First off, let me just say I love this quote. I feel that it gets at the heart of lifelong learning. What really struck me about it, though, is that what this means is that teachers not only have to help students learn, they also have to help them unlearn. This idea of unlearning can also be thought of as breaking down stereotypes or beliefs. Such has been the challenge of Dr. Watwood this semester as many of us came in on the first night of class with a not-so-favorable impression of online learning. When he changed the syntax of that phrase from “online learning” to “learning online” I think many of us started to understand a meaningful change in semantics, too. The fact that so many of us were approaching eLearning from a skeptical stance — and yet had chosen technology as our track in this program — shows a desire on the part of at least this group of educators to embrace the change we see in our field. Yay us!
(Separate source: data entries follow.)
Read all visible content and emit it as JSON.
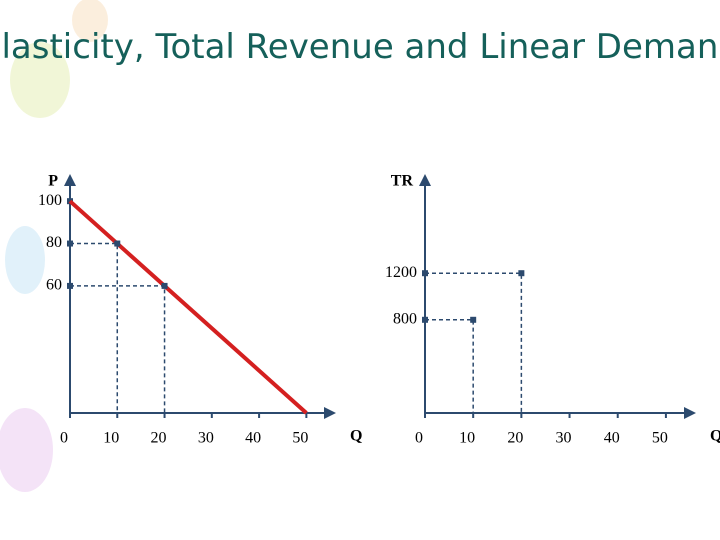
{
  "title": "Elasticity, Total Revenue and Linear Demand",
  "chart_data": [
    {
      "type": "line",
      "y_label": "P",
      "x_label": "Q",
      "x": [
        0,
        50
      ],
      "values": [
        100,
        0
      ],
      "color": "#d42020",
      "points": {
        "x": [
          10,
          20
        ],
        "values": [
          80,
          60
        ]
      },
      "xlim": [
        0,
        55
      ],
      "ylim": [
        0,
        110
      ],
      "xticks": [
        0,
        10,
        20,
        30,
        40,
        50
      ],
      "yticks": [
        60,
        80,
        100
      ]
    },
    {
      "type": "scatter",
      "y_label": "TR",
      "x_label": "Q",
      "points": {
        "x": [
          10,
          20
        ],
        "values": [
          800,
          1200
        ]
      },
      "xlim": [
        0,
        55
      ],
      "ylim": [
        0,
        2000
      ],
      "xticks": [
        0,
        10,
        20,
        30,
        40,
        50
      ],
      "yticks": [
        800,
        1200
      ]
    }
  ]
}
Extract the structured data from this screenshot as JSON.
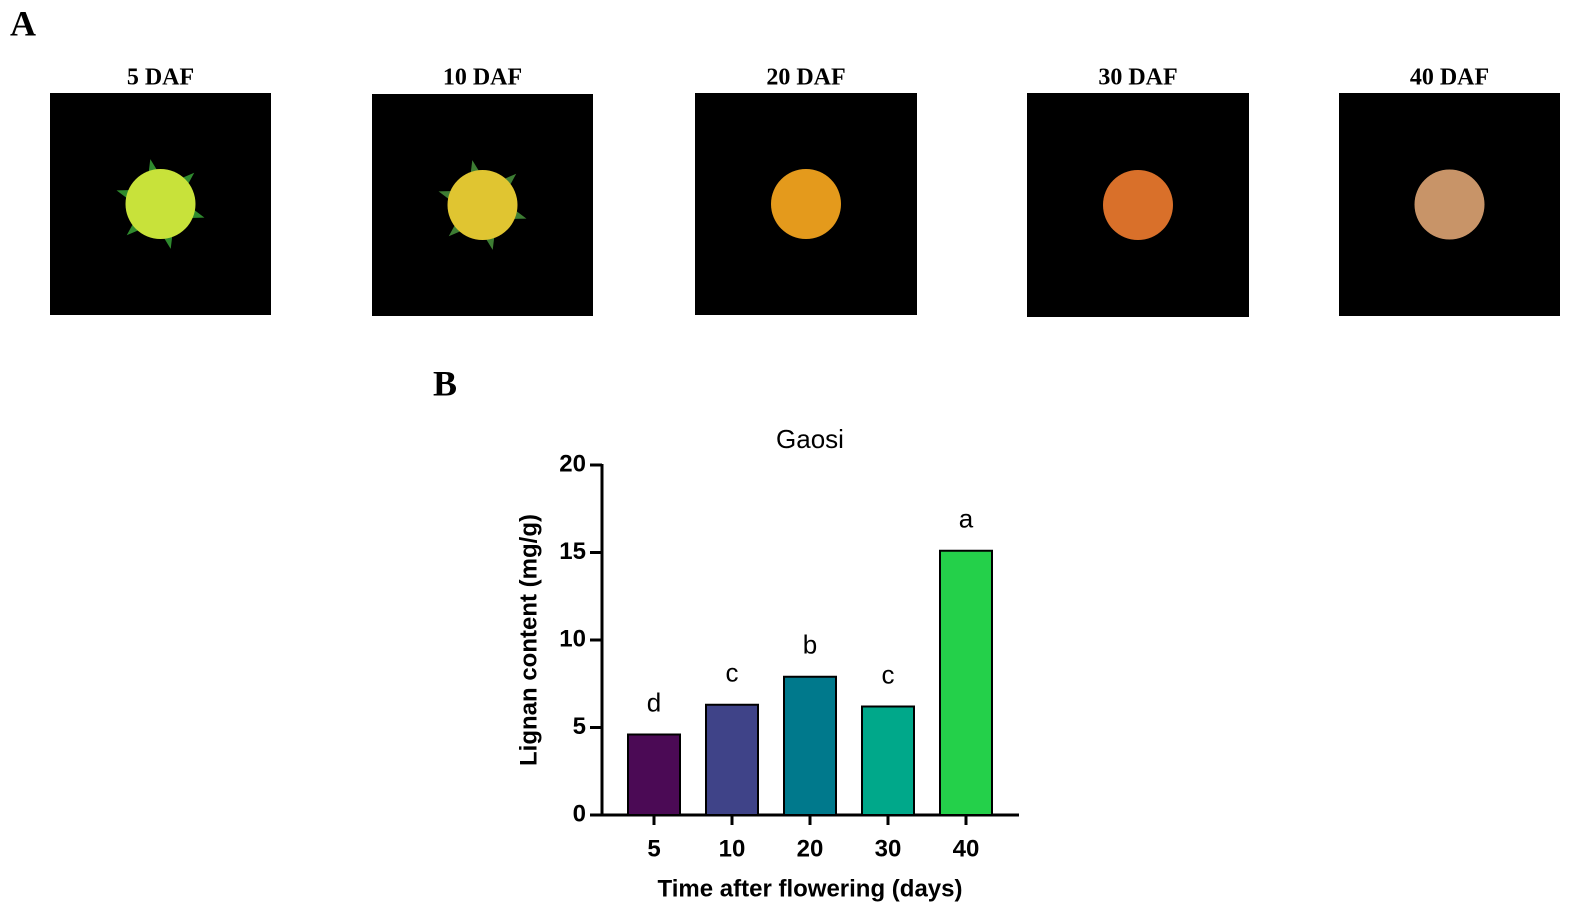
{
  "panel_labels": [
    "A",
    "B"
  ],
  "images": [
    {
      "label": "5 DAF"
    },
    {
      "label": "10 DAF"
    },
    {
      "label": "20 DAF"
    },
    {
      "label": "30 DAF"
    },
    {
      "label": "40 DAF"
    }
  ],
  "chart_data": {
    "type": "bar",
    "title": "Gaosi",
    "x_label": "Time after flowering (days)",
    "y_label": "Lignan content (mg/g)",
    "categories": [
      "5",
      "10",
      "20",
      "30",
      "40"
    ],
    "values": [
      4.6,
      6.3,
      7.9,
      6.2,
      15.1
    ],
    "colors": [
      "#4b0a55",
      "#3f4388",
      "#00798c",
      "#00a88a",
      "#24d04a"
    ],
    "significance_letters": [
      "d",
      "c",
      "b",
      "c",
      "a"
    ],
    "ylim": [
      0,
      20
    ],
    "yticks": [
      0,
      5,
      10,
      15,
      20
    ],
    "grid": false
  }
}
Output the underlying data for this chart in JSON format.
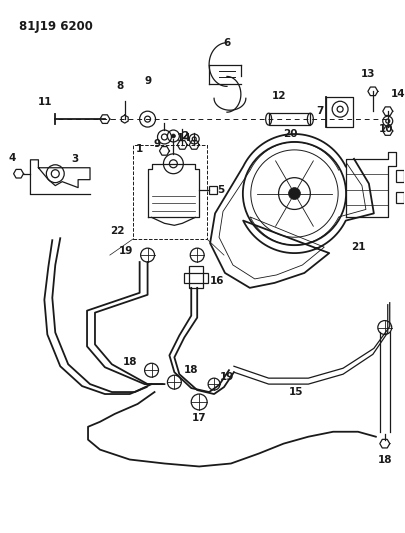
{
  "title": "81J19 6200",
  "bg_color": "#ffffff",
  "line_color": "#1a1a1a",
  "figsize": [
    4.06,
    5.33
  ],
  "dpi": 100
}
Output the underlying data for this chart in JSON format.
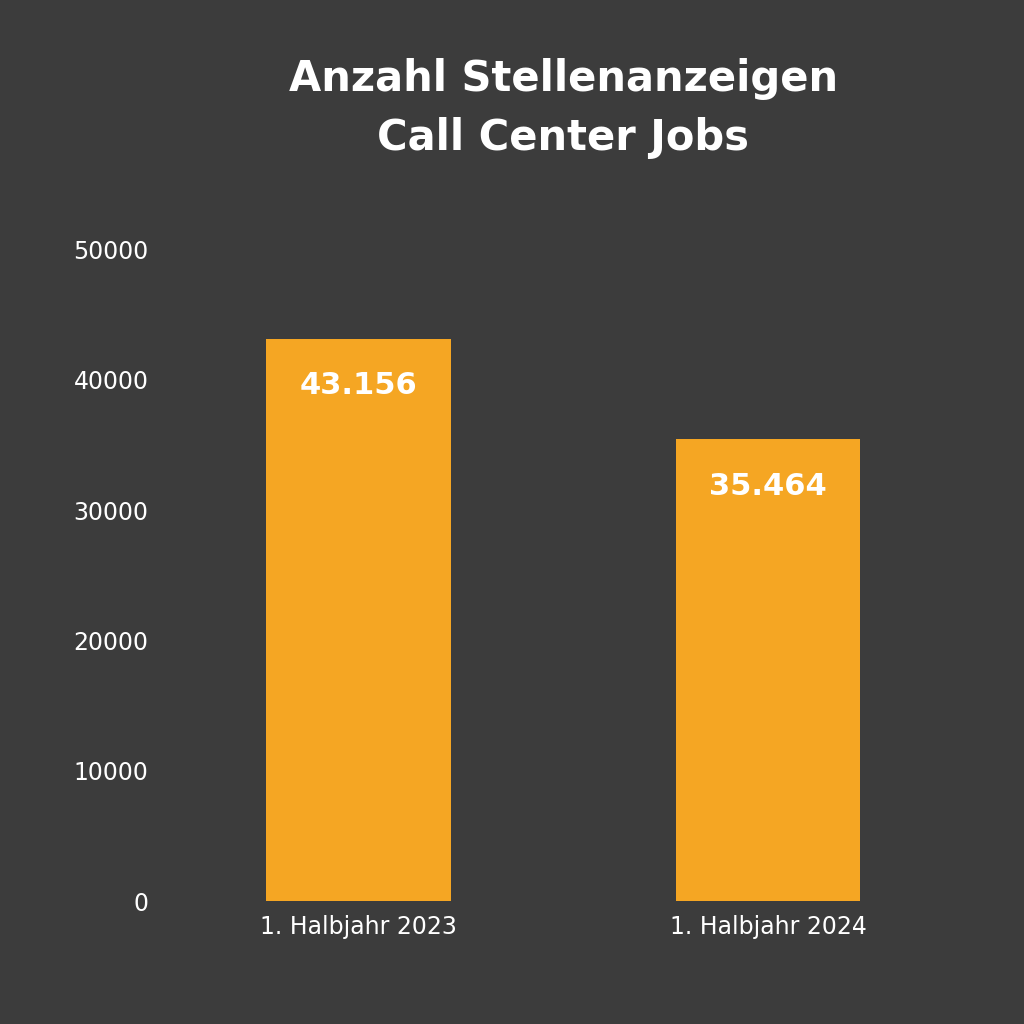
{
  "title": "Anzahl Stellenanzeigen\nCall Center Jobs",
  "categories": [
    "1. Halbjahr 2023",
    "1. Halbjahr 2024"
  ],
  "values": [
    43156,
    35464
  ],
  "labels": [
    "43.156",
    "35.464"
  ],
  "bar_color": "#F5A623",
  "background_color": "#3C3C3C",
  "text_color": "#FFFFFF",
  "tick_color": "#FFFFFF",
  "title_fontsize": 30,
  "label_fontsize": 22,
  "tick_fontsize": 17,
  "xtick_fontsize": 17,
  "ylim": [
    0,
    55000
  ],
  "yticks": [
    0,
    10000,
    20000,
    30000,
    40000,
    50000
  ]
}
Team Merlot has grappled with these ideas of change and the new 21st century literacy in our work on the online project this past week. We’ve been trying to understand the “online teacher” and how s/he is different from what we think of as a traditional teacher — one who teaches in front of a class, face-to-face. In some respects, much has not changed. Teachers still need to do things such as plan out their instruction, guide students through the content, and provide some level of assessment. One thing that has changed is the plethora of tools now at the teacher’s disposal to source content, as evidenced by the lengthy list of resources we had to review for class this week.
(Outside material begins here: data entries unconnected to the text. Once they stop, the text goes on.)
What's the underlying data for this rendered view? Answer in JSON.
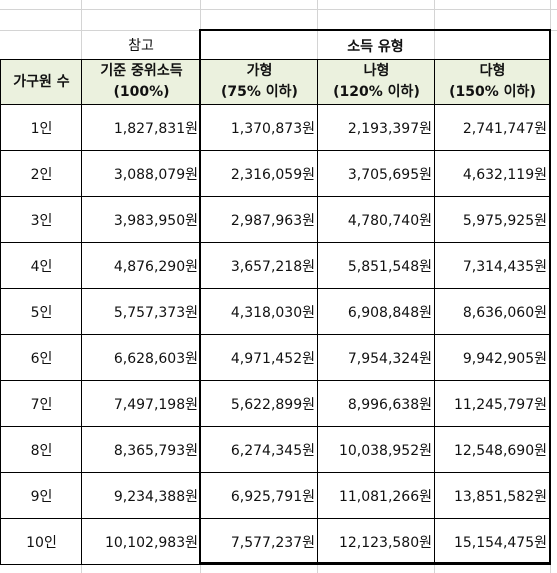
{
  "reference_label": "참고",
  "income_type_label": "소득 유형",
  "headers": {
    "household": "가구원 수",
    "median_line1": "기준 중위소득",
    "median_line2": "(100%)",
    "ga_line1": "가형",
    "ga_line2": "(75% 이하)",
    "na_line1": "나형",
    "na_line2": "(120% 이하)",
    "da_line1": "다형",
    "da_line2": "(150% 이하)"
  },
  "rows": [
    {
      "size": "1인",
      "median": "1,827,831원",
      "ga": "1,370,873원",
      "na": "2,193,397원",
      "da": "2,741,747원"
    },
    {
      "size": "2인",
      "median": "3,088,079원",
      "ga": "2,316,059원",
      "na": "3,705,695원",
      "da": "4,632,119원"
    },
    {
      "size": "3인",
      "median": "3,983,950원",
      "ga": "2,987,963원",
      "na": "4,780,740원",
      "da": "5,975,925원"
    },
    {
      "size": "4인",
      "median": "4,876,290원",
      "ga": "3,657,218원",
      "na": "5,851,548원",
      "da": "7,314,435원"
    },
    {
      "size": "5인",
      "median": "5,757,373원",
      "ga": "4,318,030원",
      "na": "6,908,848원",
      "da": "8,636,060원"
    },
    {
      "size": "6인",
      "median": "6,628,603원",
      "ga": "4,971,452원",
      "na": "7,954,324원",
      "da": "9,942,905원"
    },
    {
      "size": "7인",
      "median": "7,497,198원",
      "ga": "5,622,899원",
      "na": "8,996,638원",
      "da": "11,245,797원"
    },
    {
      "size": "8인",
      "median": "8,365,793원",
      "ga": "6,274,345원",
      "na": "10,038,952원",
      "da": "12,548,690원"
    },
    {
      "size": "9인",
      "median": "9,234,388원",
      "ga": "6,925,791원",
      "na": "11,081,266원",
      "da": "13,851,582원"
    },
    {
      "size": "10인",
      "median": "10,102,983원",
      "ga": "7,577,237원",
      "na": "12,123,580원",
      "da": "15,154,475원"
    }
  ]
}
In my research for the online project, I came across a number of items that discussed how students can become unengaged in their education because teachers are not embracing the wealth of current resources available. In the case of Dan Brown, he became so disillusioned with the education he was receiving at the University of Nebraska (apologies, Dr. Watwood) that he dropped out of school. In his Open Letter to Educators, he says that education should not be about memorizing and regurgitating facts, but should be about “stoking creativity and new ideas [and] empowering students to change the world for the better.” He dropped out of school, not because he wasn’t motivated, but because he says, paraphrasing Mark Twain, “my schooling was interfering with my education.” (See my previous blog post about that quote from Mark Twain.)
Dan describes for educators what he sees as the outcome if they do not embrace change.
You don’t need to change anything. You simply need to understand that the world is changing, and if you don’t change with it, the world will decide that it doesn’t need you anymore.
That sounds “terribly unforgiving” to me.